"He was a big man from Texas, he played an even bigger guitar/He was the king of the Kings, born to be a superstar" King of the Kings (Mayall)
Of all the great blues musicians who influenced John Mayall at the start of his career, there is one for whom he maintains a special regard and lasting affection.
"The Bluesbreakers have been associated with the music of Freddie King right from the beginning," Mayall says. "So it was a logical step for the band to record an album of songs written by him or closely associated with him."
That album, In The Palace of the King, is Mayall's 56th official release, and in a recording career defined by consistent excellence in his choice of material - whether it be his own compositions or his interpretations of other people's - it is already being talked about as one of Mayall's very best collections.

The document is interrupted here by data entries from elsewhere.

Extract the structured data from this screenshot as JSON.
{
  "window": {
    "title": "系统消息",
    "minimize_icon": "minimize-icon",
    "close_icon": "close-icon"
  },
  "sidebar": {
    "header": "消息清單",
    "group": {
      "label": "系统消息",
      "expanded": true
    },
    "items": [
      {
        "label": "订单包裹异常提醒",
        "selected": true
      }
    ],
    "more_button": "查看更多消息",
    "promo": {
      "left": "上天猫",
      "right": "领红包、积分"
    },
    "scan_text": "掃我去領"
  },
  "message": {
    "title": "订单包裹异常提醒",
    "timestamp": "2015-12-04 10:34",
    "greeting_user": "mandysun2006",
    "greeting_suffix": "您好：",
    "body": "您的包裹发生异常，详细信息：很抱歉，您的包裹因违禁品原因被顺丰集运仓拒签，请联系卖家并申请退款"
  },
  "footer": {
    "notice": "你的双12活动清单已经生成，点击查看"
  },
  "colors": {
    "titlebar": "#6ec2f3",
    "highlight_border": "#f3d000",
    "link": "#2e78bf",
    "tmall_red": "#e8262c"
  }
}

The elder statesman of British blues, John Mayall has been a noted bandleader, mentor, and performer since the '60's. During those early days, his band, the Bluesbreakers, saw a remarkable succession of guitarists who honed their chops with Mayall, including Eric Clapton, Peter Green, and Mick Taylor. By providing a context in which to play Chicago-style electric blues, Mayall has always been adept in bringing out the best in his bandmates, writing most of his own material and experimenting within a basic blues format.
Mayall recorded his debut single in early 1964 and his first album by the end of the same year. With a frequently changing cast of characters, the Bluesbreakers' popularity continued into the '70's, particularly in the U.S. In 1982, Mayall, along with Mick Taylor and John McVie, reformed the original Bluesbreakers for a couple of tours and a video concert film, entitled 'Blues Alive' featuring Albert King, Buddy Guy, Etta James, and Junior Wells, among others.